Cette visite nous laisse abasourdies. Mais comme souvent durant notre séjour, les moments les plus durs côtoient les instants de détente. Fuad a décidé qu’il était inconcevable de venir à Bethléem sans aller voir l’église de la Nativité. Et puisque notre délégation n’est pas très au fait de l’histoire de Jésus, il convient de faire un peu notre éducation religieuse. Nous traversons à pied un marché animé, puis entrons dans la partie ancienne de la ville. L’ambiance est chaleureuse, détendue. Ici au moins, nous ne sommes pas à portée de vue d’un soldat israélien. Nous nous arrêtons pour boire un jus de fruit frais. Fanny et moi prenons des photos en mode « touristes ». Plusieurs habitants nous saluent et nous souhaitent la bienvenue. Carlos prend des selfies avec le vendeur de jus. Nous sommes étonnés de ne pas voir la moindre décoration de Noël alors que le mois de décembre est bien entamé mais la municipalité de Bethléem a décidé de limiter les frais. C’est aussi une façon d’exprimer la solidarité avec les habitants de Gaza, en ne faisant pas de grandes célébrations tant que les massacres continuent.
Nous parvenons à l’église de la Nativité. L’esplanade est habituellement remplie d’une foule dense de pèlerins. Là, elle est presque vide. Un guide nous mène à l’intérieur de l’église, puis nous nous glissons dans la grotte où le Christ serait né. Une étoile marque l’endroit exact où Marie aurait accouché. En face, l’auge qui aurait servi de berceau. Jamais je n’aurais imaginé me trouver là un jour, dans un des lieux les plus sacrés du monde. Un enfant, une grotte, un livre : les histoires qui façonnent nos sociétés tiennent de ces choses minuscules… Si seulement la vie de tous les enfants de Palestine pouvait être protégée comme s’ils étaient des prophètes.
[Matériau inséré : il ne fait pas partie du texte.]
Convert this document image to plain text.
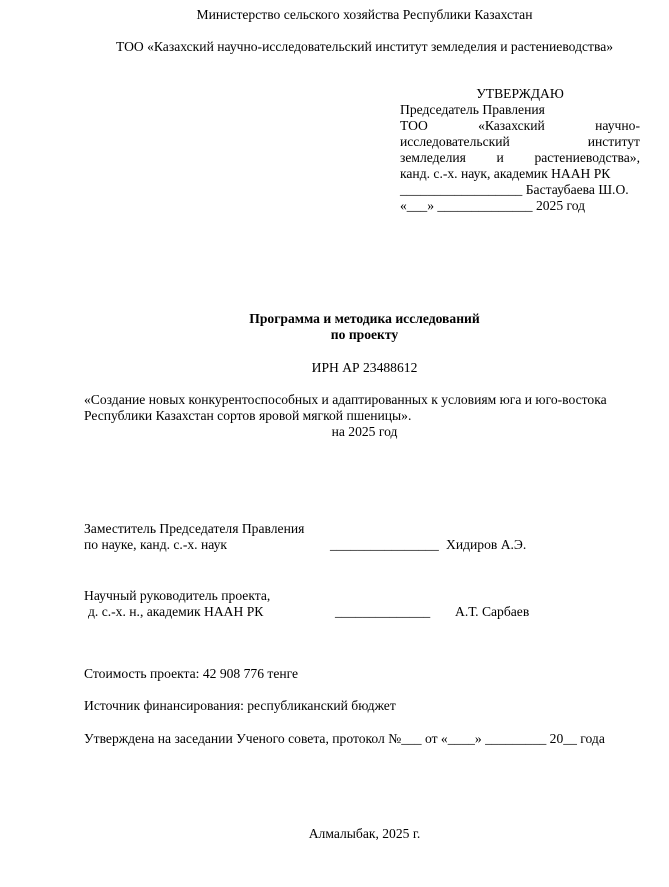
Министерство сельского хозяйства Республики Казахстан
ТОО «Казахский научно-исследовательский институт земледелия и растениеводства»
УТВЕРЖДАЮ
Председатель Правления
ТОО «Казахский научно-
исследовательский институт
земледелия и растениеводства»,
канд. с.-х. наук, академик НААН РК
__________________ Бастаубаева Ш.О.
«___» ______________ 2025 год
Программа и методика исследований
по проекту
ИРН АР 23488612
«Создание новых конкурентоспособных и адаптированных к условиям юга и юго-востока
Республики Казахстан сортов яровой мягкой пшеницы».
на 2025 год
Заместитель Председателя Правления
по науке, канд. с.-х. наук	________________ Хидиров А.Э.
Научный руководитель проекта,
д. с.-х. н., академик НААН РК	______________ А.Т. Сарбаев
Стоимость проекта: 42 908 776 тенге
Источник финансирования: республиканский бюджет
Утверждена на заседании Ученого совета, протокол №___ от «____» _________ 20__ года
Алмалыбак, 2025 г.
La nuit tombe. Nous repartons vers Hébron.
Aghsan nous a vanté l’artisanat local et nous marquons une pause dans une boutique de céramique. C’est le jour de chance du commerçant : nous lui dévalisons son magasin. Carlos tente de négocier le prix d’une tasse un peu ébréchée. Le vendeur lui répond « Elle est comme moi, comme nous tous, nous sommes tous un peu cassés ici .» Un souffleur de verre officie dans l’atelier. Il tombe sous le charme de Fanny et lui offre un petit cœur en verre.
En rentrant à l’appartement, Fuad nous a préparé une surprise : il a tous les ingrédients pour préparer le fameux knafeh. Après un copieux dîner, il apporte le dessert sur lequel est marqué « LVC » pour La Via Campesina. Nous nous régalons.